A small volunteer-led aid group’s humanitarian relief efforts can mean the difference between life and death for someone in Ukraine.
How tiny, volunteer group raised $57m for Ukraine
Kateryna Terekhova proudly shows off the new shelter she has created inside an abandoned schoolhouse in Zakarpattia, Ukraine, an area near the border with Slovakia, Romania, and Hungary. Over a video call, she points out the separate communal rooms for men, women and families. The dozens of beds have new mattresses and linens. The bathrooms and showers are new, too. She loves the kitchen, which churns out three free meals a day for residents.

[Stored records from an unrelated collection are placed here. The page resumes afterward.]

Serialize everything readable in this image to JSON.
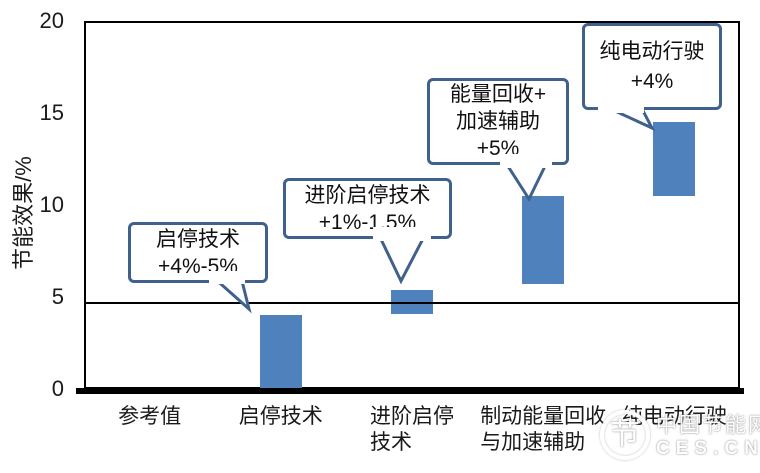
{
  "chart_data": {
    "type": "bar",
    "subtype": "floating-range-bars",
    "title": "",
    "ylabel": "节能效果/%",
    "xlabel": "",
    "ylim": [
      0,
      20
    ],
    "yticks_top_to_bottom": [
      "20",
      "15",
      "10",
      "5",
      "0"
    ],
    "ytick_values_top_to_bottom": [
      20,
      15,
      10,
      5,
      0
    ],
    "grid": "off",
    "reference_line_value": 4.7,
    "categories": [
      [
        "参考值"
      ],
      [
        "启停技术"
      ],
      [
        "进阶启停",
        "技术"
      ],
      [
        "制动能量回收",
        "与加速辅助"
      ],
      [
        "纯电动行驶"
      ]
    ],
    "bar_color": "#4f81bd",
    "bars": [
      {
        "category": "启停技术",
        "cat_index": 1,
        "from": 0,
        "to": 4.0
      },
      {
        "category": "进阶启停技术",
        "cat_index": 2,
        "from": 4.1,
        "to": 5.4
      },
      {
        "category": "制动能量回收与加速辅助",
        "cat_index": 3,
        "from": 5.7,
        "to": 10.5
      },
      {
        "category": "纯电动行驶",
        "cat_index": 4,
        "from": 10.5,
        "to": 14.5
      }
    ],
    "annotations": [
      {
        "lines": [
          "启停技术",
          "+4%-5%"
        ],
        "points_to": "启停技术"
      },
      {
        "lines": [
          "进阶启停技术",
          "+1%-1.5%"
        ],
        "points_to": "进阶启停技术"
      },
      {
        "lines": [
          "能量回收+",
          "加速辅助",
          "+5%"
        ],
        "points_to": "制动能量回收与加速辅助"
      },
      {
        "lines": [
          "纯电动行驶",
          "+4%"
        ],
        "points_to": "纯电动行驶"
      }
    ],
    "annotation_border_color": "#3f618c"
  },
  "watermark": {
    "logo_glyph": "节",
    "site_name": "中国节能网",
    "site_domain": "CES.CN"
  }
}
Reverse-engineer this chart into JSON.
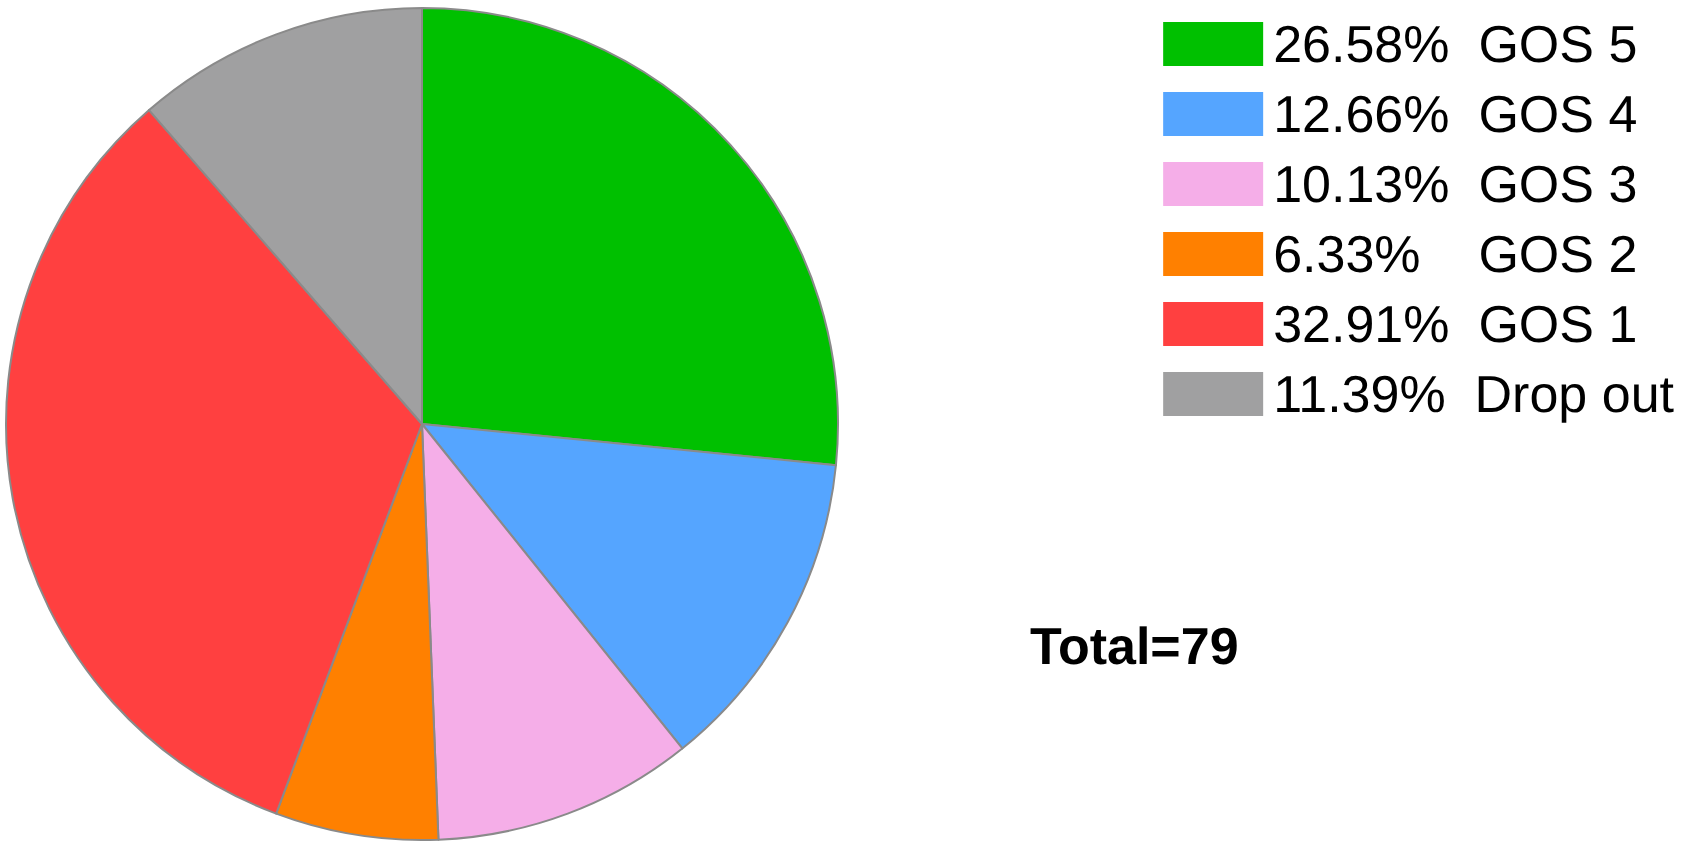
{
  "chart_data": {
    "type": "pie",
    "categories": [
      "26.58%  GOS 5",
      "12.66%  GOS 4",
      "10.13%  GOS 3",
      "6.33%    GOS 2",
      "32.91%  GOS 1",
      "11.39%  Drop out"
    ],
    "values": [
      26.58,
      12.66,
      10.13,
      6.33,
      32.91,
      11.39
    ],
    "colors": [
      "#00c000",
      "#55a5ff",
      "#f5aee8",
      "#ff8000",
      "#ff4040",
      "#a0a0a1"
    ],
    "legend": "top right",
    "annotations": [
      "Total=79"
    ]
  }
}
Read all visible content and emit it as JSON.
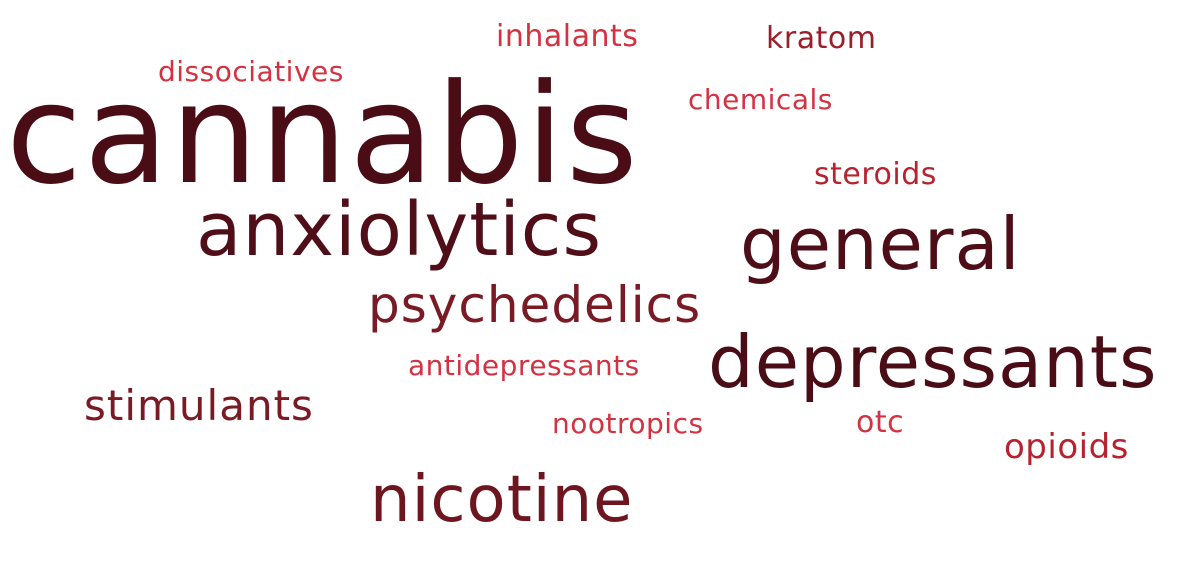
{
  "words": {
    "cannabis": {
      "text": "cannabis",
      "color": "#4a0d16"
    },
    "anxiolytics": {
      "text": "anxiolytics",
      "color": "#4f0e18"
    },
    "general": {
      "text": "general",
      "color": "#4d0e18"
    },
    "depressants": {
      "text": "depressants",
      "color": "#4a0d16"
    },
    "psychedelics": {
      "text": "psychedelics",
      "color": "#7a1a24"
    },
    "nicotine": {
      "text": "nicotine",
      "color": "#6e1620"
    },
    "stimulants": {
      "text": "stimulants",
      "color": "#7a1a24"
    },
    "inhalants": {
      "text": "inhalants",
      "color": "#d33241"
    },
    "kratom": {
      "text": "kratom",
      "color": "#9b1f2a"
    },
    "dissociatives": {
      "text": "dissociatives",
      "color": "#d33241"
    },
    "chemicals": {
      "text": "chemicals",
      "color": "#d33241"
    },
    "steroids": {
      "text": "steroids",
      "color": "#b7222e"
    },
    "antidepressants": {
      "text": "antidepressants",
      "color": "#d33241"
    },
    "nootropics": {
      "text": "nootropics",
      "color": "#d33241"
    },
    "otc": {
      "text": "otc",
      "color": "#d33241"
    },
    "opioids": {
      "text": "opioids",
      "color": "#b7222e"
    }
  }
}
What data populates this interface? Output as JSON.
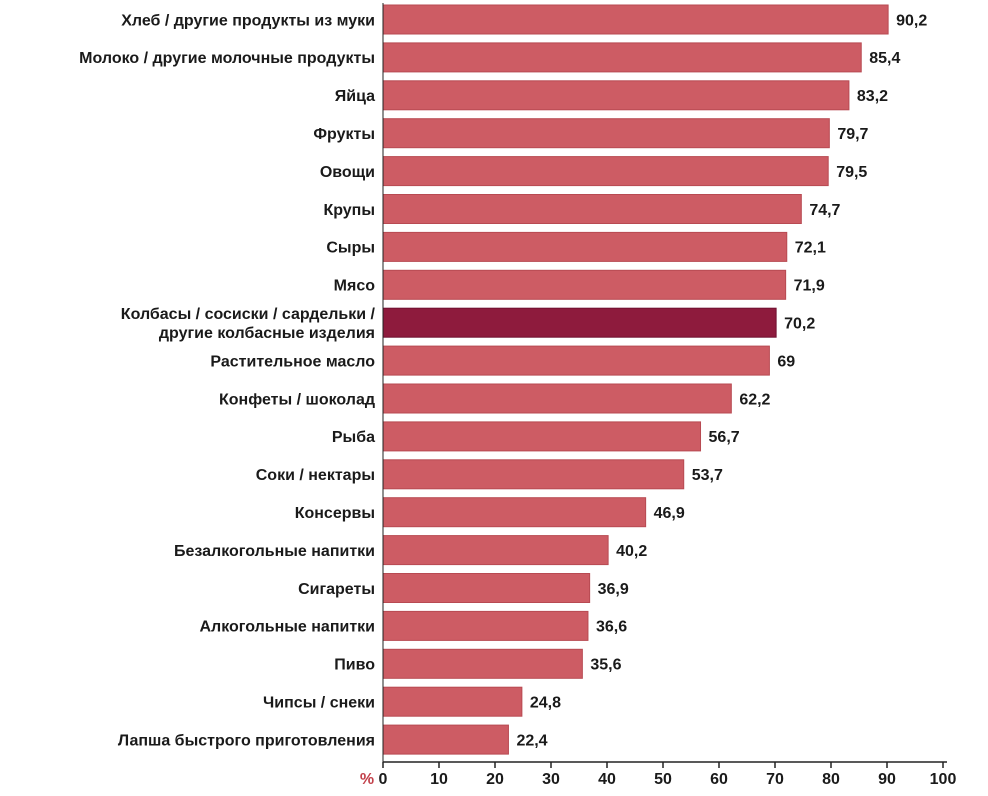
{
  "chart_data": {
    "type": "bar",
    "orientation": "horizontal",
    "unit_label": "%",
    "categories": [
      [
        "Хлеб / другие продукты из муки"
      ],
      [
        "Молоко / другие молочные продукты"
      ],
      [
        "Яйца"
      ],
      [
        "Фрукты"
      ],
      [
        "Овощи"
      ],
      [
        "Крупы"
      ],
      [
        "Сыры"
      ],
      [
        "Мясо"
      ],
      [
        "Колбасы / сосиски / сардельки /",
        "другие колбасные изделия"
      ],
      [
        "Растительное масло"
      ],
      [
        "Конфеты / шоколад"
      ],
      [
        "Рыба"
      ],
      [
        "Соки / нектары"
      ],
      [
        "Консервы"
      ],
      [
        "Безалкогольные напитки"
      ],
      [
        "Сигареты"
      ],
      [
        "Алкогольные напитки"
      ],
      [
        "Пиво"
      ],
      [
        "Чипсы / снеки"
      ],
      [
        "Лапша быстрого приготовления"
      ]
    ],
    "values": [
      90.2,
      85.4,
      83.2,
      79.7,
      79.5,
      74.7,
      72.1,
      71.9,
      70.2,
      69,
      62.2,
      56.7,
      53.7,
      46.9,
      40.2,
      36.9,
      36.6,
      35.6,
      24.8,
      22.4
    ],
    "value_labels": [
      "90,2",
      "85,4",
      "83,2",
      "79,7",
      "79,5",
      "74,7",
      "72,1",
      "71,9",
      "70,2",
      "69",
      "62,2",
      "56,7",
      "53,7",
      "46,9",
      "40,2",
      "36,9",
      "36,6",
      "35,6",
      "24,8",
      "22,4"
    ],
    "highlight_index": 8,
    "xlim": [
      0,
      100
    ],
    "x_ticks": [
      "0",
      "10",
      "20",
      "30",
      "40",
      "50",
      "60",
      "70",
      "80",
      "90",
      "100"
    ],
    "grid": false,
    "colors": {
      "bar": "#cd5c64",
      "bar_stroke": "#b84a52",
      "highlight": "#8e1b3d",
      "highlight_stroke": "#6e1030",
      "axis": "#222222",
      "unit": "#c2404a"
    }
  }
}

People lounge on beds; a girl is scrunched up on a bench in the dining room, staring at her phone. Outside it’s quiet in this rural area — a relatively safe reprieve for people who have fled the terror of the Russian invasion.
Terekhova fled here herself with her extended family from Kyiv in the opening days of the war and almost immediately began working on ways to help. As soon as she saw the schoolhouse, she knew it would make a perfect shelter. But it would require work — it had been empty for four years and had no plumbing or central heating.

She was part of a chat group with IT Troops, a group of Ukrainian technology workers and entrepreneurs who help get supplies to troops and fund humanitarian work. They put Terekhova in charge of their humanitarian efforts. The group had been in contact with Razom for Ukraine, a US-based charity run by Ukrainian and Ukrainian American volunteers.